From googling on this, it looks like all the encryption programs require themselves to be installed on the host machines. I would think there would be a market for a truly portable solution, where the executable could reside on the portable drive and no files, registry entries, whatever would need to be installed on the host.

All it would have to do is present a list of files and choices for "encrypt" and "decrypt," nothing fancy. Perhaps a specific file name extension could be tacked onto the end of the name after it's been encrypted... I don't do any programming, but this wouldn't seem to be a major application to develop.
 
A simpler solution might be to use WinZip to compress the files and use a password, and only transfer the zipped files on your usb drive.

Yes, you'll have to have WinZip on both the source and destination computers, but you may already have them installed for other purposes. (Plus, you can get the evaluation version for free.)

Unfortunately, I don't think WinZip has the best password protection available, but it might be a good interm solution.
 
Winzip only has protection against CASUAL snooping. There are plenty of tools to RAPIDLY crack it. You also need to guarantee Winzip is installed.

There are also devices with the encryption built in. The price seems to be in the neighborhood of the unencrypted devices.

This one has a bit of software on the drive...
http://www.amazon.com/exec/obidos/tg/detail/-/B00009APUA/103-6925863-6259834?v=glance

This one has it built into the hardware, and the OS prompts for the password...
http://www.eyenetwatch.com/USB_hard_drive/picodisk-crypto-usb_.htm
http://www.mustardresearch.com/PicoDisk Crypto.htm

This one has a fingerprint gadget
Sony Micro Vault USB Storage Media (usm128c) Flash Memory - but I suspect most of the stuff is done in software.
http://hardwarecentral.dealtime.com..._0_MICROVAULT_FLASH_W_FINGERPRINT_ID_PORTABLE

Probably the BETTER solution would be to get the one with integrated encryption. You won't forget and leave a private file unencrypted somewhere.
 
Thanks, Dave. I agree that the zip "encryption" is pretty transparant. The integrated encryption solutions, like the IBM method, looks good. I can report, too, that the IBM software seems to only work on their drives. Oh well!
 
I keep a copy of PGP for Windows installed on all my machines for just such a contingency. Anything personal or private, I do a "conventional" encryption on the file and set it up as a self-decrypting archive (SDA). You can transfer the SDA to the USB disk and then load it onto your target machine. The nice thing about the SDA is that all the decrypting code is tagged onto the encrypted file. Double-click on the SDA, and it prompts you for the password/passphrase. The original file magically reappears. The only catch is that you have to decrypt the SDA on a machine running an operating system compatable with the machine that encrypted the file, i.e. you can't run a Windows-generated SDA on a Linux machine.

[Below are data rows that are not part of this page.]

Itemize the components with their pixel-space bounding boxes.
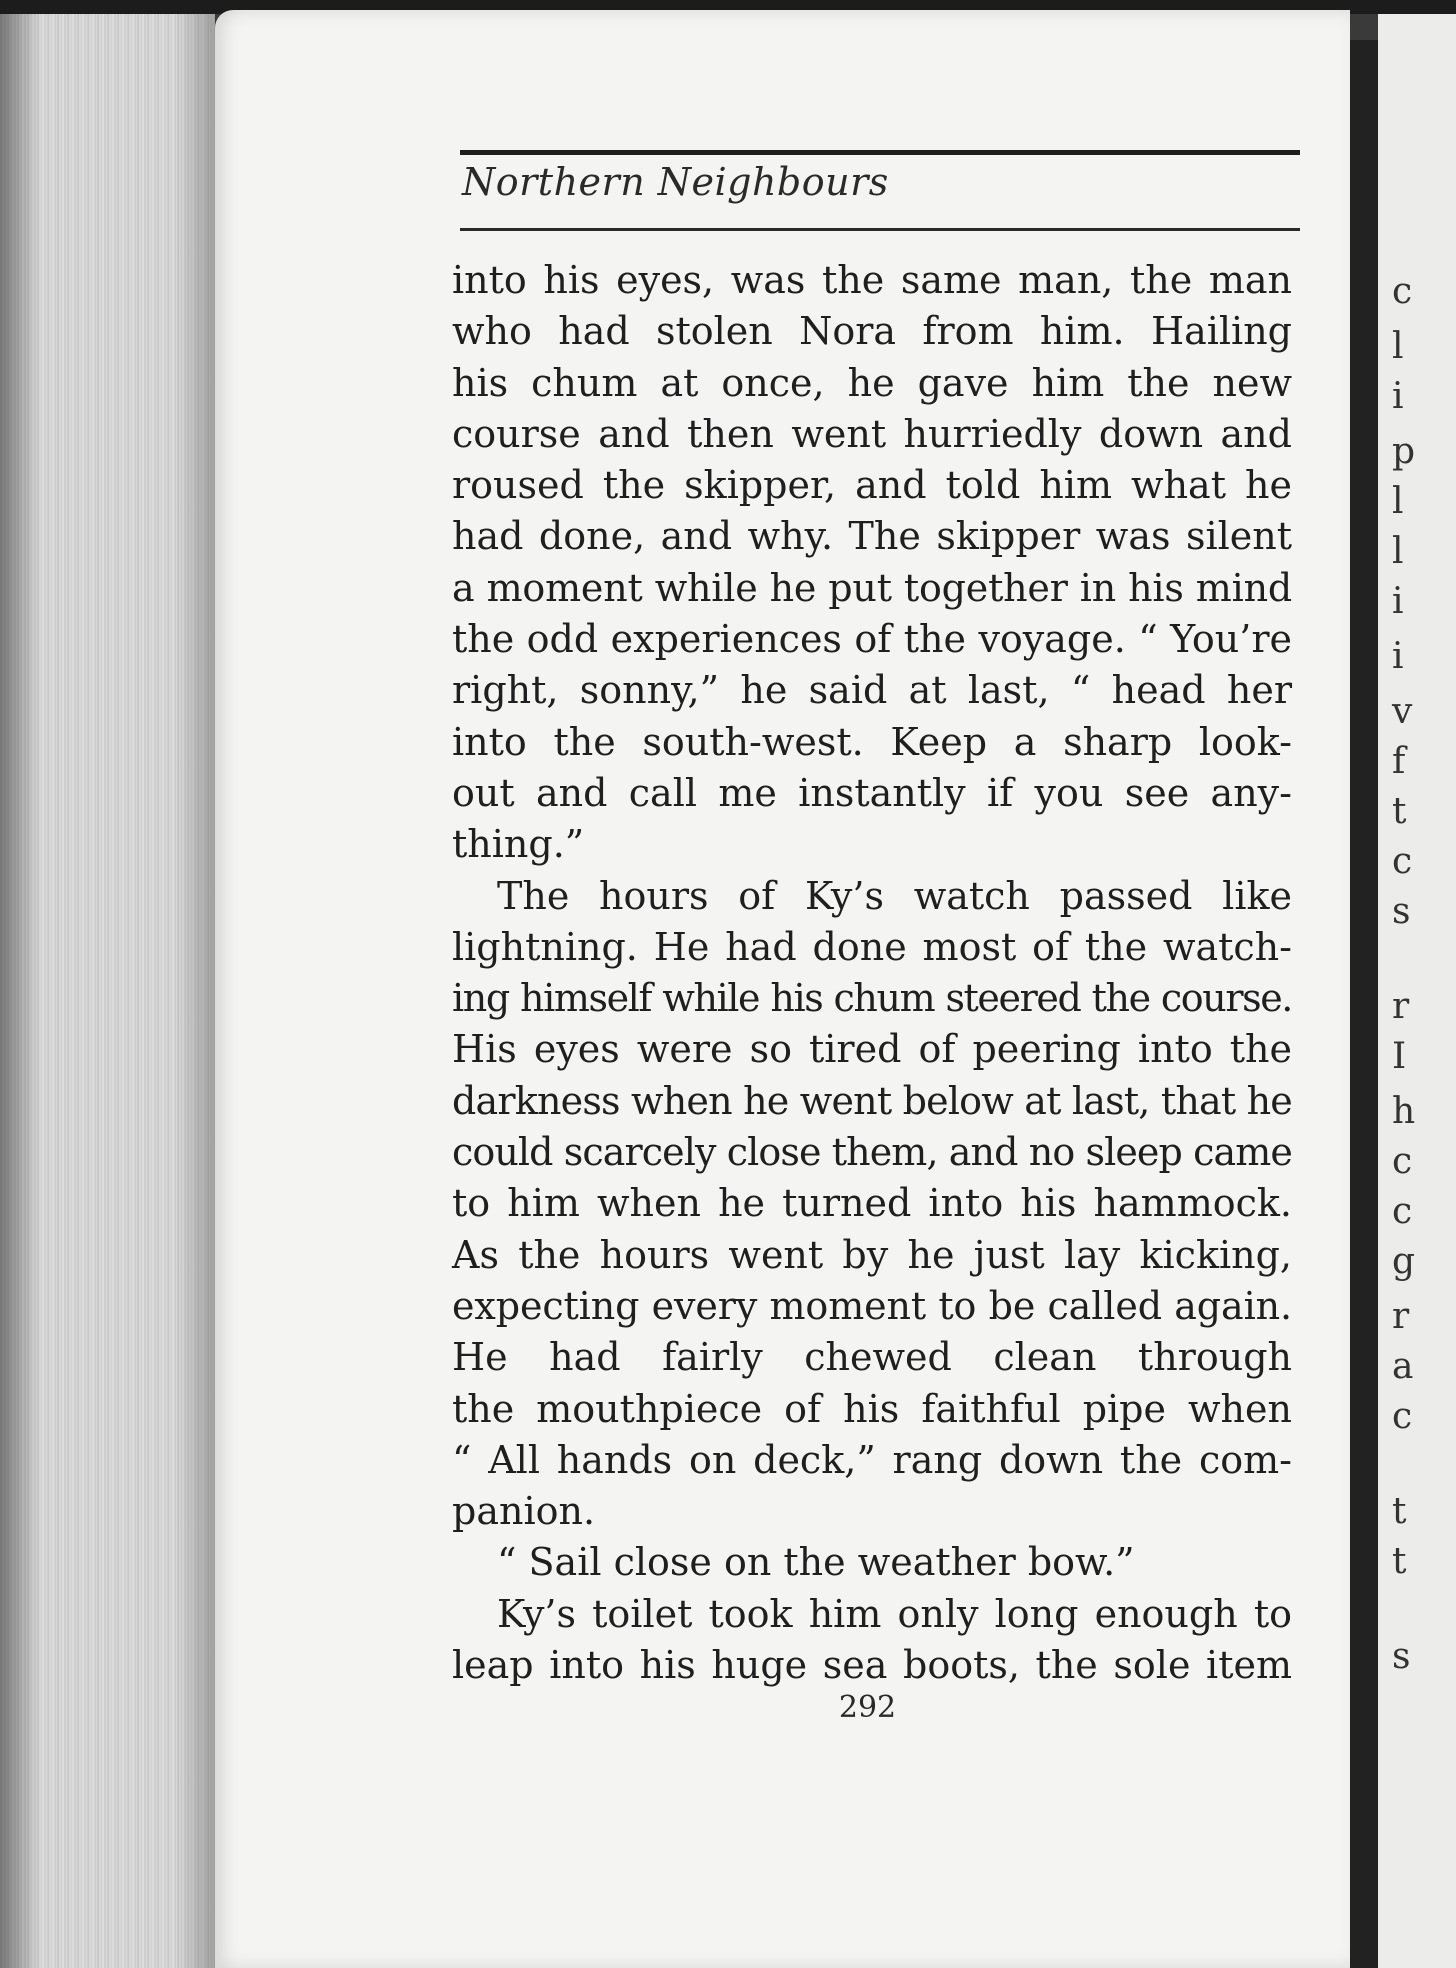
text-line: darkness when he went below at last, that he bbox=[452, 1078, 1292, 1123]
fore-edge-pages bbox=[0, 14, 215, 1968]
text-line: His eyes were so tired of peering into the bbox=[452, 1027, 1292, 1072]
facing-page-letter: r bbox=[1392, 986, 1410, 1027]
text-line: The hours of Ky’s watch passed like bbox=[497, 873, 1292, 918]
text-line: out and call me instantly if you see any- bbox=[452, 770, 1292, 815]
facing-page-letter: l bbox=[1392, 326, 1404, 367]
facing-page-letter: g bbox=[1392, 1241, 1416, 1282]
text-line: the mouthpiece of his faithful pipe when bbox=[452, 1386, 1292, 1431]
facing-page-letter: h bbox=[1392, 1091, 1416, 1132]
facing-page-letter: s bbox=[1392, 1636, 1411, 1677]
text-line: right, sonny,” he said at last, “ head her bbox=[452, 668, 1292, 713]
text-line: a moment while he put together in his mind bbox=[452, 565, 1292, 610]
facing-page-letter: c bbox=[1392, 841, 1413, 882]
facing-page-letter: I bbox=[1392, 1036, 1407, 1077]
facing-page-letter: l bbox=[1392, 481, 1404, 522]
text-line: to him when he turned into his hammock. bbox=[452, 1181, 1292, 1226]
facing-page-letter: t bbox=[1392, 1541, 1407, 1582]
text-line: into the south-west. Keep a sharp look- bbox=[452, 719, 1292, 764]
text-line: expecting every moment to be called again. bbox=[452, 1283, 1292, 1328]
facing-page-letter: c bbox=[1392, 271, 1413, 312]
text-line: As the hours went by he just lay kicking, bbox=[452, 1232, 1292, 1277]
header-rule-top bbox=[460, 150, 1300, 155]
text-line: into his eyes, was the same man, the man bbox=[452, 258, 1292, 302]
page-number: 292 bbox=[838, 1690, 897, 1725]
facing-page-letter: v bbox=[1392, 691, 1413, 732]
text-line: lightning. He had done most of the watch- bbox=[452, 924, 1292, 969]
page-number-row bbox=[0, 1690, 1456, 1725]
text-line: who had stolen Nora from him. Hailing bbox=[452, 309, 1292, 354]
facing-page-letter: s bbox=[1392, 891, 1411, 932]
text-line: Ky’s toilet took him only long enough to bbox=[497, 1591, 1292, 1636]
text-line: leap into his huge sea boots, the sole item bbox=[452, 1643, 1292, 1688]
text-line: “ Sail close on the weather bow.” bbox=[497, 1540, 1135, 1585]
facing-page-edge bbox=[1378, 14, 1456, 1968]
running-head: Northern Neighbours bbox=[462, 160, 889, 204]
text-line: ing himself while his chum steered the course. bbox=[452, 976, 1292, 1021]
text-line: the odd experiences of the voyage. “ You’re bbox=[452, 617, 1292, 662]
header-rule-bottom bbox=[460, 228, 1300, 231]
text-line: could scarcely close them, and no sleep came bbox=[452, 1130, 1292, 1175]
text-line: “ All hands on deck,” rang down the com- bbox=[452, 1437, 1292, 1482]
text-line: roused the skipper, and told him what he bbox=[452, 463, 1292, 508]
text-line: He had fairly chewed clean through bbox=[452, 1335, 1292, 1380]
facing-page-letter: i bbox=[1392, 581, 1404, 622]
book-gutter bbox=[1350, 40, 1378, 1968]
text-line: his chum at once, he gave him the new bbox=[452, 360, 1292, 405]
facing-page-letter: f bbox=[1392, 741, 1406, 782]
facing-page-letter: c bbox=[1392, 1191, 1413, 1232]
text-line: course and then went hurriedly down and bbox=[452, 411, 1292, 456]
facing-page-letter: a bbox=[1392, 1346, 1414, 1387]
facing-page-letter: t bbox=[1392, 1491, 1407, 1532]
facing-page-letter: t bbox=[1392, 791, 1407, 832]
text-line: had done, and why. The skipper was silent bbox=[452, 514, 1292, 559]
page-body-text bbox=[452, 255, 1292, 1691]
facing-page-letter: l bbox=[1392, 531, 1404, 572]
facing-page-letter: p bbox=[1392, 431, 1416, 472]
facing-page-letter: c bbox=[1392, 1141, 1413, 1182]
facing-page-letter: i bbox=[1392, 636, 1404, 677]
facing-page-letter: i bbox=[1392, 376, 1404, 417]
text-line: thing.” bbox=[452, 822, 585, 867]
facing-page-letter: c bbox=[1392, 1396, 1413, 1437]
text-line: panion. bbox=[452, 1489, 596, 1534]
facing-page-letter: r bbox=[1392, 1296, 1410, 1337]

The best thing is PGP for Windows is free for the download, and it's a military-grade encryption.

Regards;
Beanbag
 
Beanbag said:
The only catch is that you have to decrypt the SDA on a machine running an operating system compatable with the machine that encrypted the file, i.e. you can't run a Windows-generated SDA on a Linux machine.

The best thing is PGP for Windows is free for the download, and it's a military-grade encryption.

Depending on how much work you want to put into this, try using GnuPG, the GPL´ed version of PGP (still maintained, open-source, extremely adaptable and cross-platform compatible). Should be no problem to write a short batch file for Windows based systems, the program consisting only of one executable (+ the keyrings, depending on the encryption method) .
 
Just about any recent version of PGP will do -- the problem is with self-decrypting archives. There is a small executable attached to the message file that performs the decryption AFTER the correct passphrase has been entered. The decrytion routine is platform-specific, i.e. a SDA done on a windows platform wouldn't decrypt on a Mac. I don't know if the full PGP installation is smart enough to recognize a SDA and strip off the decrypt code, then perform the decrypt.

For me, it's no issue. Virtually everything I do is Win based, though I've got a Linux box that I will occasionally go play with. Therefor, anything I lock away in an SDA will almost certainly be opened on the same type of machine.